A prática da justiça com as próprias mãos no Brasil
Enviada em 01/09/2020
No final do século XVIII, na França foi instaurado um período conhecido na história como “Terror Jacobino”,- opressores da massa popular e traidores da revolução deveriam ser guilhotinados como punição; assim, o povo francês praticava justiça com as próprias mãos. No século XXI, a autotutela popular é uma problemática vigente em território brasileiro. Em razão disso, há dois aspectos que se fazem relevantes na compreensão do tema: a violência simbólica do Judiciário e a lacuna educacional do Executivo.
A princípio, o código penal se mostra obsoleto na resolução de conflitos e aplicação de penas. Segundo o filósofo Pierre Bordieu, " aquilo que foi criado para se tornar em instrumento de democracia direta, não deve ser convertido em mecanismo de opressão simbólica". Nesse viés, o judiciário pratica violência simbólica para com os cidadãos brasileiros, visto que não consegue cumprir o que conclui em julgamento. Para exemplificar, o assassinato da atriz Daniela Perez na década de 90-, vítima de homicídio, o ator do crime não cumpriu metade da pena. Dessa forma, percebe-se que a impunidade é uma das causas que aprofundam a problemática de autotutela popular, uma vez que, o sistema não pune criminosos e não garante justiça para às famílias das vítimas.

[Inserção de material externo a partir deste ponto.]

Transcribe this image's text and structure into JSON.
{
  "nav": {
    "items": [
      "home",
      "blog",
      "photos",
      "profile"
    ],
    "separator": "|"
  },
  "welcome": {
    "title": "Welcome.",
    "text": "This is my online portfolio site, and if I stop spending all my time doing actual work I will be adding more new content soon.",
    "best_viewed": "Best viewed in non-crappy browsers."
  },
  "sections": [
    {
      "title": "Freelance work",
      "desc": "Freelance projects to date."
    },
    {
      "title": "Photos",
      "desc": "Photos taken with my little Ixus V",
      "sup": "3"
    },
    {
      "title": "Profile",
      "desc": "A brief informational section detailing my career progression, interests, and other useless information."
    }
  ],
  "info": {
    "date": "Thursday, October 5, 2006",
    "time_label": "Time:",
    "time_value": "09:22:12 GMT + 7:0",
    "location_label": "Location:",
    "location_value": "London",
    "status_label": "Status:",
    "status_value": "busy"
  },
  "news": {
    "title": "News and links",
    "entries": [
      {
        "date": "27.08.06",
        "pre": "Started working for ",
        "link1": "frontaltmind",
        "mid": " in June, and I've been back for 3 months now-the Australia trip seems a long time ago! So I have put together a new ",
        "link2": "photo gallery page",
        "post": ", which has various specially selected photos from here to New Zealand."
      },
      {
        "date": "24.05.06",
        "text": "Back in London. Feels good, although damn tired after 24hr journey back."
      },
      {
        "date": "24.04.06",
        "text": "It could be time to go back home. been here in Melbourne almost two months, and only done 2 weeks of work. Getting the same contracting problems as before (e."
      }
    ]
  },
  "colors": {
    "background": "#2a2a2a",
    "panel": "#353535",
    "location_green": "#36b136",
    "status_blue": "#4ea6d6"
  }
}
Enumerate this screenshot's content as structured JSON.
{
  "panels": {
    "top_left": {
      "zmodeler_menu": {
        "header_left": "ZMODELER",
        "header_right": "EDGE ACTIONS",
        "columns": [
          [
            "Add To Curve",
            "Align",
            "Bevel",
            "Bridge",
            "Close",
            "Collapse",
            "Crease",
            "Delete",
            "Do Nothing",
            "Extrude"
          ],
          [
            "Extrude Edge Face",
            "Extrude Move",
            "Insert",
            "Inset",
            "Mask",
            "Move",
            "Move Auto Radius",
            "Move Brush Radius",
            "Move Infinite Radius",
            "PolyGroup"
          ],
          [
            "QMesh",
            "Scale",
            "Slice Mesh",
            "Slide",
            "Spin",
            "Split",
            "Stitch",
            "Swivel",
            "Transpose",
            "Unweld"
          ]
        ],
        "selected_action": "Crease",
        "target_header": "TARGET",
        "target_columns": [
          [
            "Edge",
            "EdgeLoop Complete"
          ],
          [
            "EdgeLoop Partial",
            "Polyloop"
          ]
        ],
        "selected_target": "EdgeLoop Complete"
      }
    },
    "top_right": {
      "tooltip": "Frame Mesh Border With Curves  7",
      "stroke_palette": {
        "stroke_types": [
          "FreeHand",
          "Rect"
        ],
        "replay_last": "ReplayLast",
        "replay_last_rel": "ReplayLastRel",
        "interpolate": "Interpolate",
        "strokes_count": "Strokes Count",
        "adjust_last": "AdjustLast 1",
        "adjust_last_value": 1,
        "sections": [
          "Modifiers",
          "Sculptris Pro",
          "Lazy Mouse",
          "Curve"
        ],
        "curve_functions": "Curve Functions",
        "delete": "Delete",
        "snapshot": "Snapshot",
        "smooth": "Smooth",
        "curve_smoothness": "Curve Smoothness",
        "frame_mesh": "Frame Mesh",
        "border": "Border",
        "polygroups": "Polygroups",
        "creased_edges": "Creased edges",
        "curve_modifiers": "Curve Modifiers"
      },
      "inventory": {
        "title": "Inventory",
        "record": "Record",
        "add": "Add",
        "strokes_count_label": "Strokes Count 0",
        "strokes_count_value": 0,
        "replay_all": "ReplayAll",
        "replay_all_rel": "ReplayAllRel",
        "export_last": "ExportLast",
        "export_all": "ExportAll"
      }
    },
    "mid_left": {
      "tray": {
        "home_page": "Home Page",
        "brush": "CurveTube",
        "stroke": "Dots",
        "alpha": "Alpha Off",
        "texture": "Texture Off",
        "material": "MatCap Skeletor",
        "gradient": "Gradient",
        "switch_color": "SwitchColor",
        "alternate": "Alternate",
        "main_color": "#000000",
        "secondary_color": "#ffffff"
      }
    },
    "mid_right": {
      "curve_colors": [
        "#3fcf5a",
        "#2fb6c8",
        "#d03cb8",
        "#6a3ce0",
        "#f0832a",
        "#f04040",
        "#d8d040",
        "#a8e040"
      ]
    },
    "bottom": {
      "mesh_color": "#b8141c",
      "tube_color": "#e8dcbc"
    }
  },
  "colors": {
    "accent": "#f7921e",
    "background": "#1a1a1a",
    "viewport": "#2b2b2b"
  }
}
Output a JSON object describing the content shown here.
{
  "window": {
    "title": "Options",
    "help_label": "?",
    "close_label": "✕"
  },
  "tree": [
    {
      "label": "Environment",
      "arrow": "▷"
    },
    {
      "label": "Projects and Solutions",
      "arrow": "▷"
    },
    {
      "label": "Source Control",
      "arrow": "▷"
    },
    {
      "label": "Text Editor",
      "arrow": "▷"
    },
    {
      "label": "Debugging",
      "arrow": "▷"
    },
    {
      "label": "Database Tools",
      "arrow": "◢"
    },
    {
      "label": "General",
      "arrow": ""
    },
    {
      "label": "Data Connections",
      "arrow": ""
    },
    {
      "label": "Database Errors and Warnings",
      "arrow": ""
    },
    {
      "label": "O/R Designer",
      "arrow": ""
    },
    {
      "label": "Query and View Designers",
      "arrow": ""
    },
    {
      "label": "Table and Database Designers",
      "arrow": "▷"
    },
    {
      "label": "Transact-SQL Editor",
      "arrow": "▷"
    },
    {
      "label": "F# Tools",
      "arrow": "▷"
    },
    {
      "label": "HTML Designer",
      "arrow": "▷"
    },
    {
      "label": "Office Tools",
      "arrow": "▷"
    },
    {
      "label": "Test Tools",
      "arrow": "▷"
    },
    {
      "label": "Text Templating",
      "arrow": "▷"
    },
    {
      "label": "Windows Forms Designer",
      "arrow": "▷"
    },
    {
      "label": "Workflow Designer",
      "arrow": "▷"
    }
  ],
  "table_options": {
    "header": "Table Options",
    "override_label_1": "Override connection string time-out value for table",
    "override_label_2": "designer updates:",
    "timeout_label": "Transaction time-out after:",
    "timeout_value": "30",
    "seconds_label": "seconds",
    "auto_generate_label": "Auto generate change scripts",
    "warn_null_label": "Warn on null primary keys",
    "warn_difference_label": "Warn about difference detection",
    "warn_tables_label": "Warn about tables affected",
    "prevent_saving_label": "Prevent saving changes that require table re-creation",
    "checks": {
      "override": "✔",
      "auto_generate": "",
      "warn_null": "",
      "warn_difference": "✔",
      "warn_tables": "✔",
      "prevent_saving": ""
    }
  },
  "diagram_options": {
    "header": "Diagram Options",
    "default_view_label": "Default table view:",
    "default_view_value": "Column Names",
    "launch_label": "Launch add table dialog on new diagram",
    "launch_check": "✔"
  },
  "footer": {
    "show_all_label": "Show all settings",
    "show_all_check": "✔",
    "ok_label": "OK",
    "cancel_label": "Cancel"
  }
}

Ademais, segundo o educador Paulo Freire, " quando a educação não é libertadora, o sonho do oprimido é ser opressor". No exemplo francês, a diferença social entre classes aprofundou a lacuna educacional e a garantia de direitos sociais que o Estado deveria garantir. Consequentemente, a população francesa, durante a revolução, sentiu-se no direito de praticar justiça social, por meio da violência generalizada, e também por práticas que feriam os direitos humanos: o oprimido, tornou-se opressor.
Em síntese, fica evidente que a prática de justiça com as próprias mãos é um efeito colateral da ineficiência do poder público em assegurar a garantia de direitos. Portanto, é papel do Ministério da Segurança aplicar penas mais duras a criminosos e medidas socioeducativas para quem comete justiça por contra própria, para que não haja impunidade em território nacional. Ainda assim, é necessário que o Ministério da Educação, por meio de campanhas educacionais, através das mídias, discuta a problemática da violação contra os direitos humanas, a fim de conscientizar a população sobre a prática de violência. Dessa maneira, espera-se a construção de uma sociedade mais justa e igualitária, por meio de uma educação libertadora e revolucionária, que compreenda que a violência não é melhor forma de se resolver conflitos sociais.